In Montclair from April 2016 to May 2017 Narcan, the drug used to treat narcotic overdoses in an emergency situation, was administered 38 times, according to Cunningham.
Montclair’s schools have Narcan kits, with all counselors and nurses trained how to use them, he said. He suggested those who have someone with an addiction living with them get such a kit for their homes.
Part of the problem with opioids is there availability in homes, kept in medicine cabinets and then taken and used by someone who the drug wasn’t prescribed for, several of the panelists said. The Montclair Police Department has a drop box at its headquarters where anyone can leave such drugs, no questions asked, Cunningham said.

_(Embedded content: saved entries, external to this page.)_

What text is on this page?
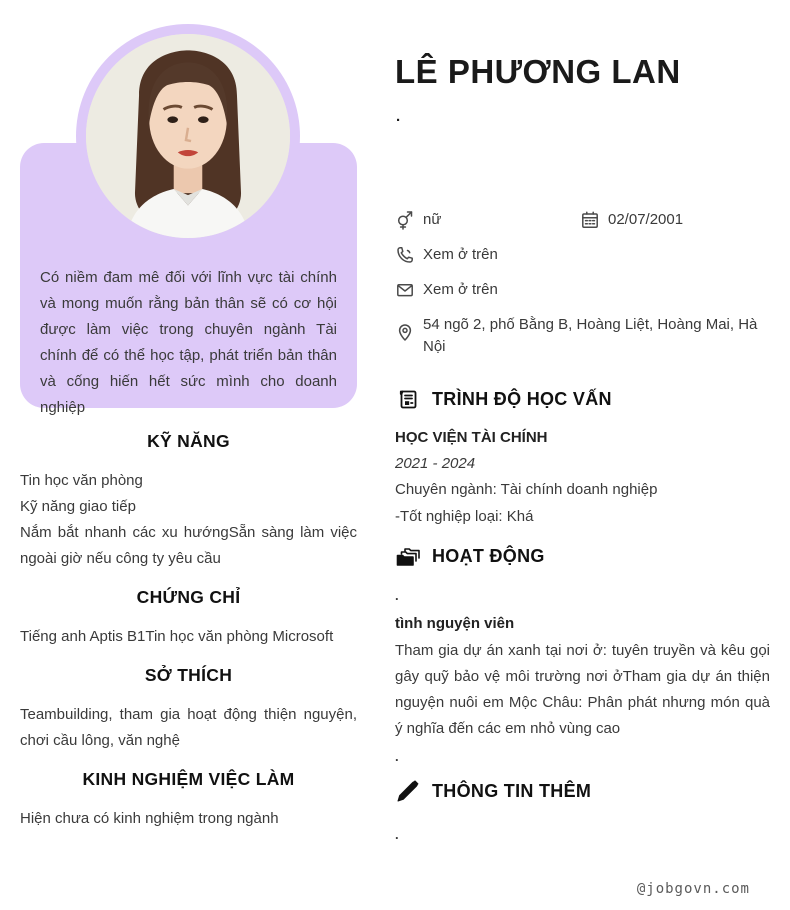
Có niềm đam mê đối với lĩnh vực tài chính và mong muốn rằng bản thân sẽ có cơ hội được làm việc trong chuyên ngành Tài chính để có thể học tập, phát triển bản thân và cống hiến hết sức mình cho doanh nghiệp
KỸ NĂNG
Tin học văn phòng
Kỹ năng giao tiếp
Nắm bắt nhanh các xu hướngSẵn sàng làm việc ngoài giờ nếu công ty yêu cầu
CHỨNG CHỈ
Tiếng anh Aptis B1Tin học văn phòng Microsoft
SỞ THÍCH
Teambuilding, tham gia hoạt động thiện nguyện, chơi cầu lông, văn nghệ
KINH NGHIỆM VIỆC LÀM
Hiện chưa có kinh nghiệm trong ngành
LÊ PHƯƠNG LAN
.
nữ	02/07/2001
Xem ở trên
Xem ở trên
54 ngõ 2, phố Bằng B, Hoàng Liệt, Hoàng Mai, Hà Nội
TRÌNH ĐỘ HỌC VẤN
HỌC VIỆN TÀI CHÍNH
2021 - 2024
Chuyên ngành: Tài chính doanh nghiệp
-Tốt nghiệp loại: Khá
HOẠT ĐỘNG
.
tình nguyện viên
Tham gia dự án xanh tại nơi ở: tuyên truyền và kêu gọi gây quỹ bảo vệ môi trường nơi ởTham gia dự án thiện nguyện nuôi em Mộc Châu: Phân phát nhưng món quà ý nghĩa đến các em nhỏ vùng cao
.
THÔNG TIN THÊM
.
@jobgovn.com
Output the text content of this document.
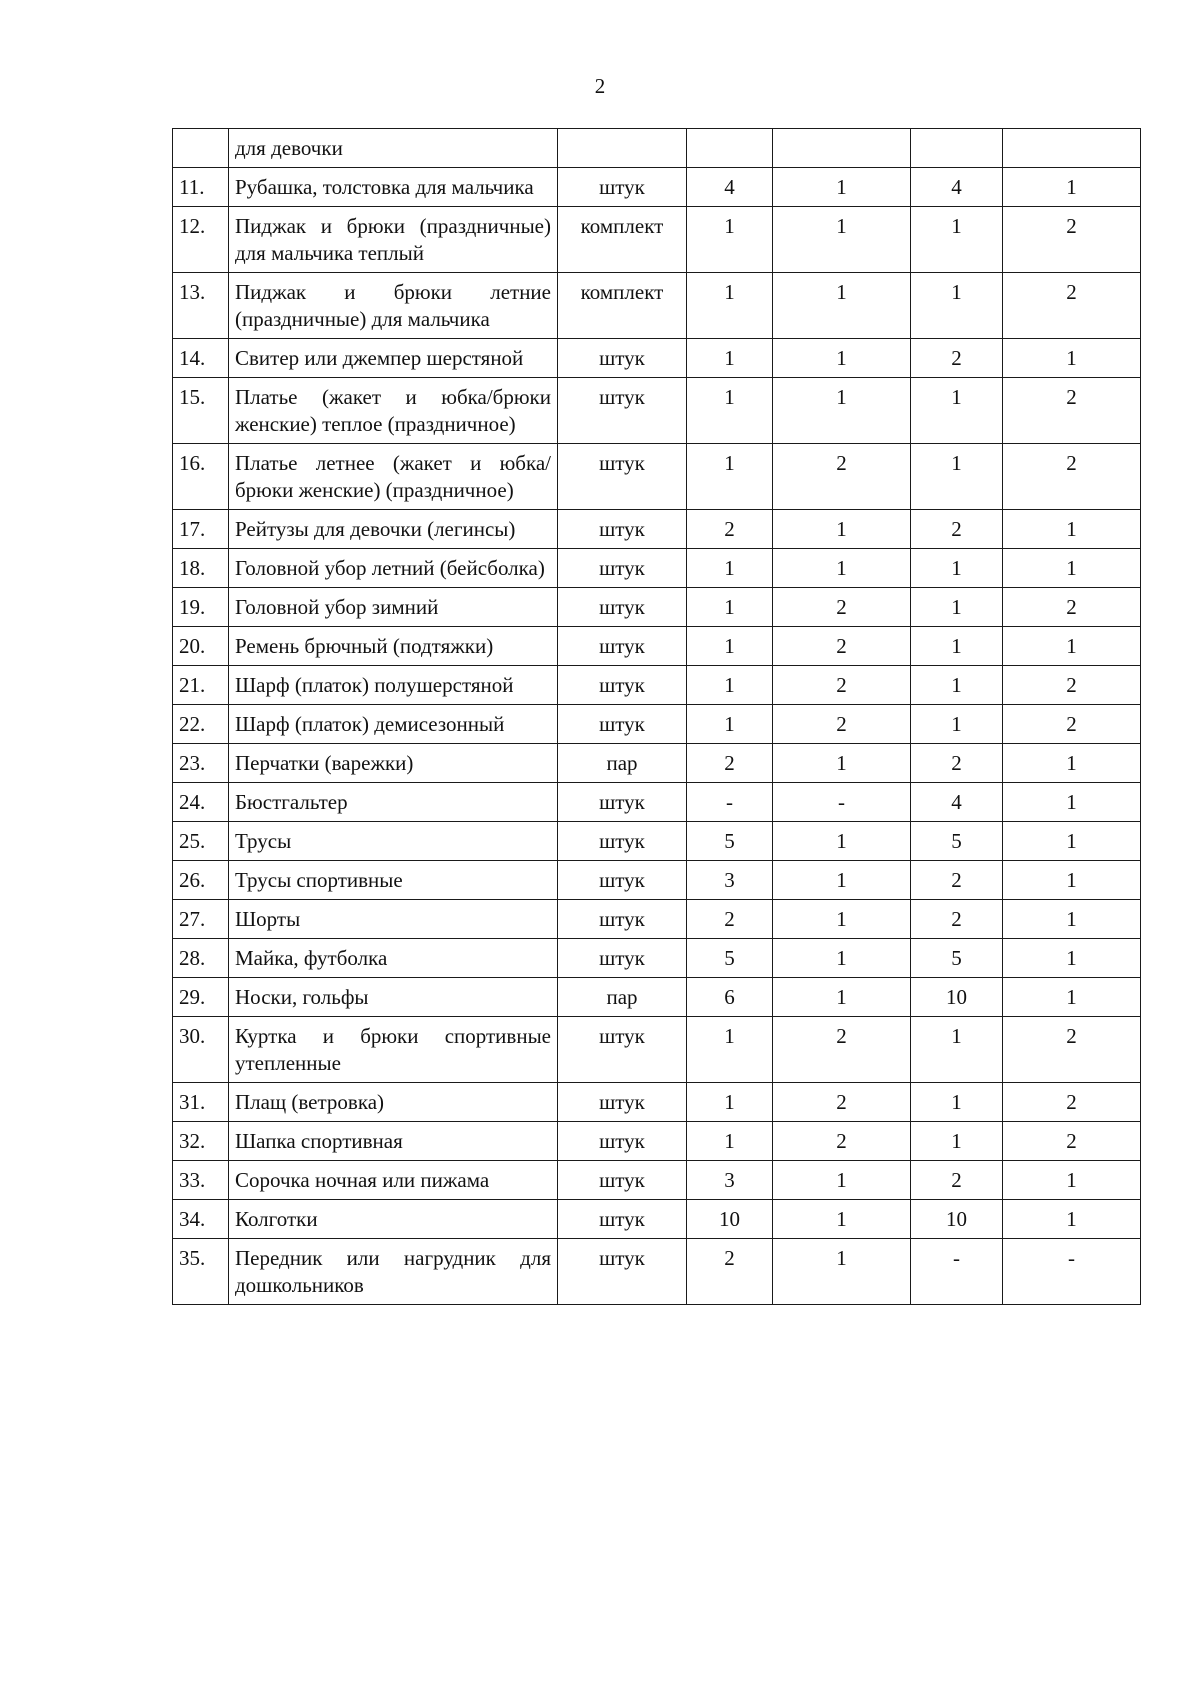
2
	для девочки					
11.	Рубашка, толстовка для мальчика	штук	4	1	4	1
12.	Пиджак и брюки (праздничные) для мальчика теплый	комплект	1	1	1	2
13.	Пиджак и брюки летние (праздничные) для мальчика	комплект	1	1	1	2
14.	Свитер или джемпер шерстяной	штук	1	1	2	1
15.	Платье (жакет и юбка/брюки женские) теплое (праздничное)	штук	1	1	1	2
16.	Платье летнее (жакет и юбка/брюки женские) (праздничное)	штук	1	2	1	2
17.	Рейтузы для девочки (легинсы)	штук	2	1	2	1
18.	Головной убор летний (бейсболка)	штук	1	1	1	1
19.	Головной убор зимний	штук	1	2	1	2
20.	Ремень брючный (подтяжки)	штук	1	2	1	1
21.	Шарф (платок) полушерстяной	штук	1	2	1	2
22.	Шарф (платок) демисезонный	штук	1	2	1	2
23.	Перчатки (варежки)	пар	2	1	2	1
24.	Бюстгальтер	штук	-	-	4	1
25.	Трусы	штук	5	1	5	1
26.	Трусы спортивные	штук	3	1	2	1
27.	Шорты	штук	2	1	2	1
28.	Майка, футболка	штук	5	1	5	1
29.	Носки, гольфы	пар	6	1	10	1
30.	Куртка и брюки спортивные утепленные	штук	1	2	1	2
31.	Плащ (ветровка)	штук	1	2	1	2
32.	Шапка спортивная	штук	1	2	1	2
33.	Сорочка ночная или пижама	штук	3	1	2	1
34.	Колготки	штук	10	1	10	1
35.	Передник или нагрудник для дошкольников	штук	2	1	-	-
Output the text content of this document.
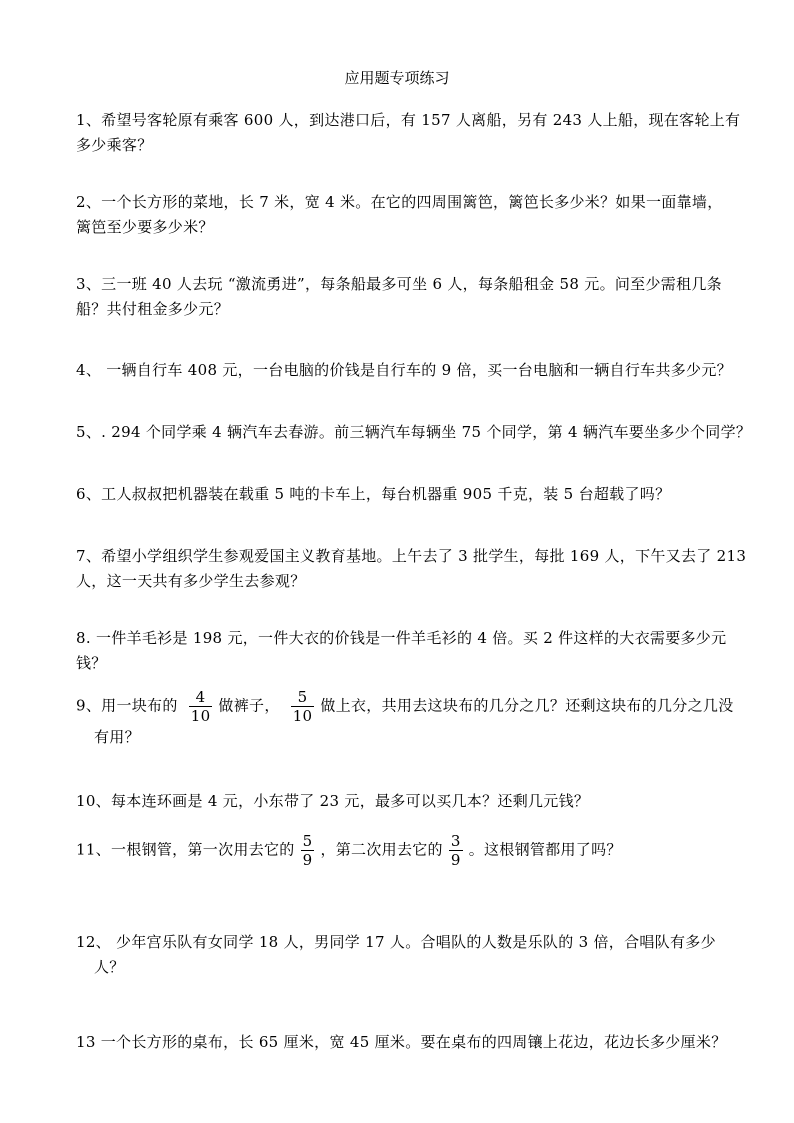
应用题专项练习
1、希望号客轮原有乘客 600 人，到达港口后，有 157 人离船，另有 243 人上船，现在客轮上有
多少乘客？
2、一个长方形的菜地，长 7 米，宽 4 米。在它的四周围篱笆，篱笆长多少米？如果一面靠墙，
篱笆至少要多少米？
3、三一班 40 人去玩 “激流勇进”，每条船最多可坐 6 人，每条船租金 58 元。问至少需租几条
船？共付租金多少元？
4、 一辆自行车 408 元，一台电脑的价钱是自行车的 9 倍，买一台电脑和一辆自行车共多少元？
5、. 294 个同学乘 4 辆汽车去春游。前三辆汽车每辆坐 75 个同学，第 4 辆汽车要坐多少个同学？
6、工人叔叔把机器装在载重 5 吨的卡车上，每台机器重 905 千克，装 5 台超载了吗？
7、希望小学组织学生参观爱国主义教育基地。上午去了 3 批学生，每批 169 人，下午又去了 213
人，这一天共有多少学生去参观？
8. 一件羊毛衫是 198 元，一件大衣的价钱是一件羊毛衫的 4 倍。买 2 件这样的大衣需要多少元
钱？
9、用一块布的 $\frac{4}{10}$ 做裤子， $\frac{5}{10}$ 做上衣，共用去这块布的几分之几？还剩这块布的几分之几没
有用？
10、每本连环画是 4 元，小东带了 23 元，最多可以买几本？还剩几元钱？
11、一根钢管，第一次用去它的 $\frac{5}{9}$ ，第二次用去它的 $\frac{3}{9}$ 。这根钢管都用了吗？
12、 少年宫乐队有女同学 18 人，男同学 17 人。合唱队的人数是乐队的 3 倍，合唱队有多少
人？
13 一个长方形的桌布，长 65 厘米，宽 45 厘米。要在桌布的四周镶上花边，花边长多少厘米？
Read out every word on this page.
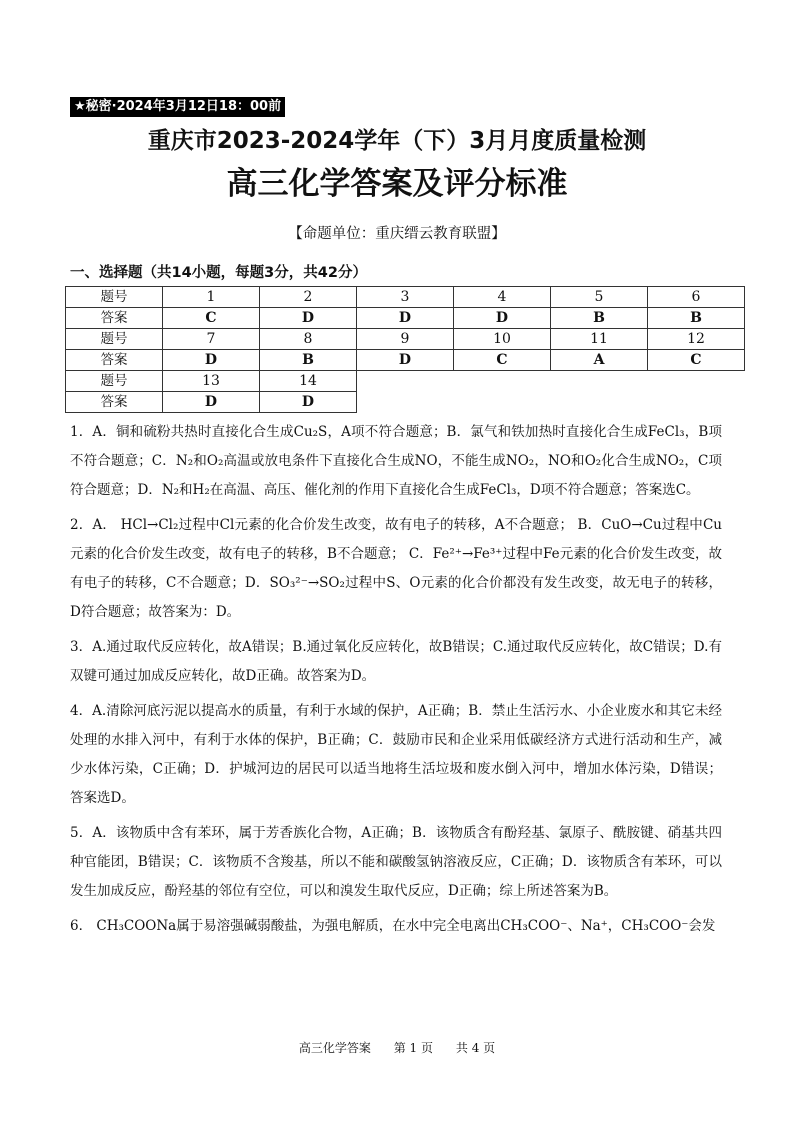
★秘密·2024年3月12日18：00前
重庆市2023-2024学年（下）3月月度质量检测
高三化学答案及评分标准
【命题单位：重庆缙云教育联盟】
一、选择题（共14小题，每题3分，共42分）
题号	1	2	3	4	5	6
答案	C	D	D	D	B	B
题号	7	8	9	10	11	12
答案	D	B	D	C	A	C
题号	13	14				
答案	D	D				

1．A．铜和硫粉共热时直接化合生成Cu₂S，A项不符合题意；B．氯气和铁加热时直接化合生成FeCl₃，B项不符合题意；C．N₂和O₂高温或放电条件下直接化合生成NO，不能生成NO₂，NO和O₂化合生成NO₂，C项符合题意；D．N₂和H₂在高温、高压、催化剂的作用下直接化合生成FeCl₃，D项不符合题意；答案选C。

2．A． HCl→Cl₂过程中Cl元素的化合价发生改变，故有电子的转移，A不合题意； B．CuO→Cu过程中Cu元素的化合价发生改变，故有电子的转移，B不合题意； C．Fe²⁺→Fe³⁺过程中Fe元素的化合价发生改变，故有电子的转移，C不合题意；D．SO₃²⁻→SO₂过程中S、O元素的化合价都没有发生改变，故无电子的转移，D符合题意；故答案为：D。

3．A.通过取代反应转化，故A错误；B.通过氧化反应转化，故B错误；C.通过取代反应转化，故C错误；D.有双键可通过加成反应转化，故D正确。故答案为D。

4．A.清除河底污泥以提高水的质量，有利于水域的保护，A正确；B．禁止生活污水、小企业废水和其它未经处理的水排入河中，有利于水体的保护，B正确；C．鼓励市民和企业采用低碳经济方式进行活动和生产，减少水体污染，C正确；D．护城河边的居民可以适当地将生活垃圾和废水倒入河中，增加水体污染，D错误；答案选D。

5．A．该物质中含有苯环，属于芳香族化合物，A正确；B．该物质含有酚羟基、氯原子、酰胺键、硝基共四种官能团，B错误；C．该物质不含羧基，所以不能和碳酸氢钠溶液反应，C正确；D．该物质含有苯环，可以发生加成反应，酚羟基的邻位有空位，可以和溴发生取代反应，D正确；综上所述答案为B。

6． CH₃COONa属于易溶强碱弱酸盐，为强电解质，在水中完全电离出CH₃COO⁻、Na⁺，CH₃COO⁻会发

高三化学答案      第 1 页      共 4 页
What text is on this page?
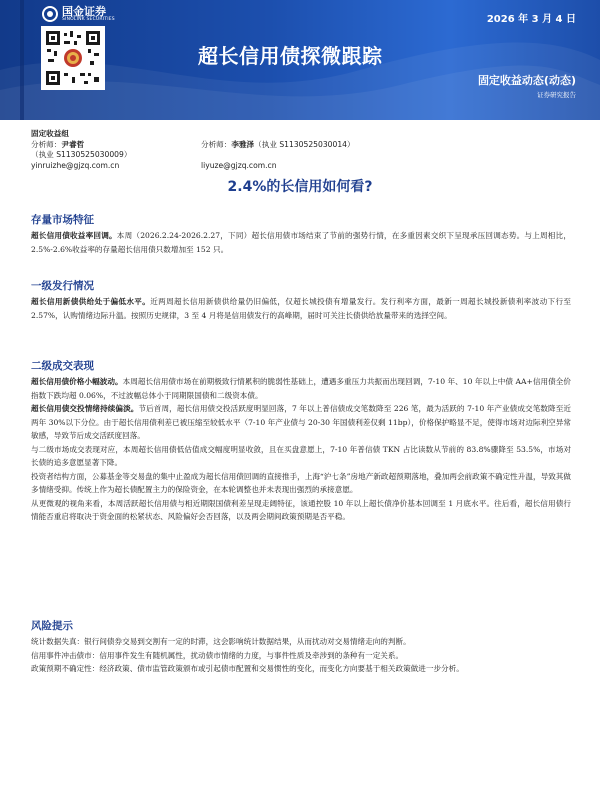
国金证券
SINOLINK SECURITIES	2026 年 3 月 4 日
超长信用债探微跟踪
固定收益动态(动态)
证券研究报告
固定收益组
分析师：尹睿哲（执业 S1130525030009）
分析师：李雅泽（执业 S1130525030014）
yinruizhe@gjzq.com.cn	liyuze@gjzq.com.cn
2.4%的长信用如何看?
存量市场特征
超长信用债收益率回调。本周（2026.2.24-2026.2.27，下同）超长信用债市场结束了节前的强势行情，在多重因素交织下呈现承压回调态势。与上周相比，2.5%-2.6%收益率的存量超长信用债只数增加至 152 只。
一级发行情况
超长信用新债供给处于偏低水平。近两周超长信用新债供给量仍旧偏低，仅超长城投债有增量发行。发行利率方面，最新一周超长城投新债利率波动下行至 2.57%，认购情绪边际升温。按照历史规律，3 至 4 月将是信用债发行的高峰期，届时可关注长债供给放量带来的选择空间。
二级成交表现
超长信用债价格小幅波动。本周超长信用债市场在前期极致行情累积的脆弱性基础上，遭遇多重压力共振而出现回调，7-10 年、10 年以上中债 AA+信用债全价指数下跌均超 0.06%，不过波幅总体小于同期限国债和二级资本债。
超长信用债交投情绪持续偏淡。节后首周，超长信用债交投活跃度明显回落，7 年以上普信债成交笔数降至 226 笔，最为活跃的 7-10 年产业债成交笔数降至近两年 30%以下分位。由于超长信用债利差已被压缩至较低水平（7-10 年产业债与 20-30 年国债利差仅剩 11bp），价格保护略显不足，使得市场对边际利空异常敏感，导致节后成交活跃度回落。
与二级市场成交表现对应，本周超长信用债低估值成交幅度明显收敛，且在买盘意愿上，7-10 年普信债 TKN 占比读数从节前的 83.8%骤降至 53.5%，市场对长债的追多意愿显著下降。
投资者结构方面，公募基金等交易盘的集中止盈成为超长信用债回调的直接推手，上海“沪七条”房地产新政超预期落地，叠加两会前政策不确定性升温，导致其做多情绪受抑。传统上作为超长债配置主力的保险资金，在本轮调整也并未表现出强烈的承接意愿。
从更微观的视角来看，本周活跃超长信用债与相近期限国债利差呈现走阔特征，该通控股 10 年以上超长债净价基本回调至 1 月底水平。往后看，超长信用债行情能否重启将取决于资金面的松紧状态、风险偏好会否回落，以及两会期间政策预期是否平稳。
风险提示
统计数据失真：银行间债券交易到交割有一定的时滞，这会影响统计数据结果，从而扰动对交易情绪走向的判断。
信用事件冲击债市：信用事件发生有随机属性，扰动债市情绪的力度，与事件性质及牵涉到的条种有一定关系。
政策预期不确定性：经济政策、债市监管政策颁布或引起债市配置和交易惯性的变化，而变化方向要基于相关政策做进一步分析。
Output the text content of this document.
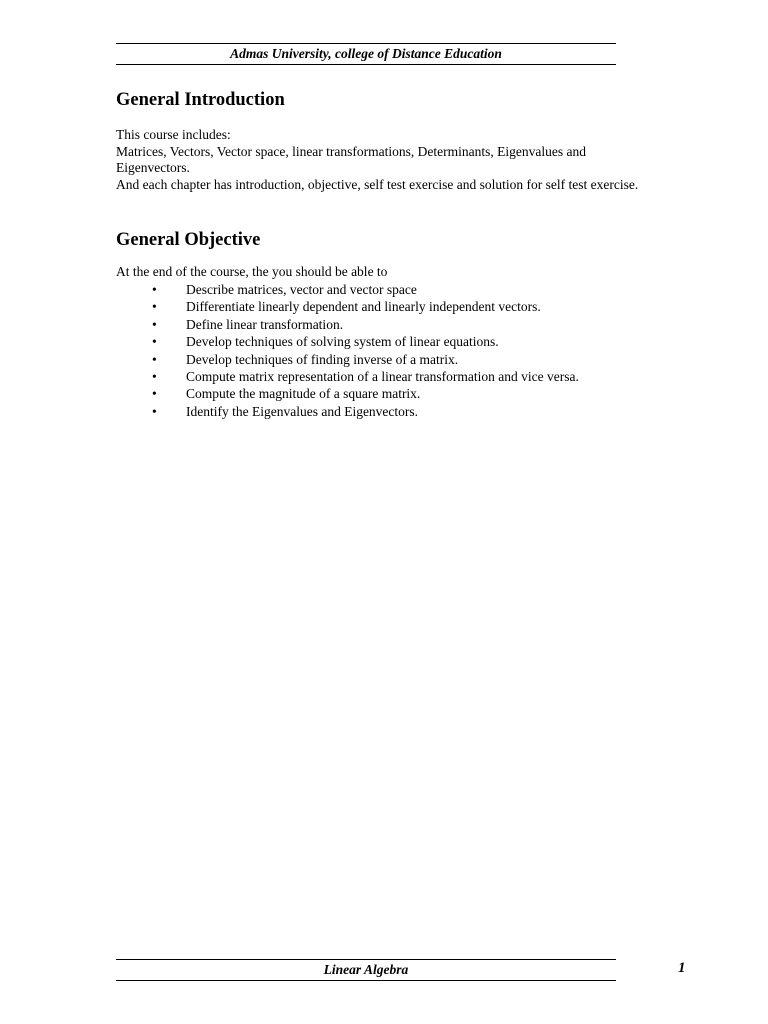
Admas University, college of Distance Education
General Introduction

This course includes:

Matrices, Vectors, Vector space, linear transformations, Determinants, Eigenvalues and Eigenvectors.

And each chapter has introduction, objective, self test exercise and solution for self test exercise.

General Objective
At the end of the course, the you should be able to
• Describe matrices, vector and vector space
• Differentiate linearly dependent and linearly independent vectors.
• Define linear transformation.
• Develop techniques of solving system of linear equations.
• Develop techniques of finding inverse of a matrix.
• Compute matrix representation of a linear transformation and vice versa.
• Compute the magnitude of a square matrix.
• Identify the Eigenvalues and Eigenvectors.
Linear Algebra	1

Jackson said he was at the session in order to learn about opioid addiction.
“I don’t have all the answers,” the mayor said. “I do believe this is a crisis of monumental if not Biblical proportion for our community and for our country, and that we do need to apply resources to address the problem.”
The Township Council is “willing, able, eager to provide resources” to Montclair’s schools and law enforcement, as well as nonprofits, to fight the epidemic.
“We are committed to doing that,” Jackson said. “We simply need for you to tell us where those dollars should go … There’s no magic wand, there’s no panacea, but we can put some resources behind it.”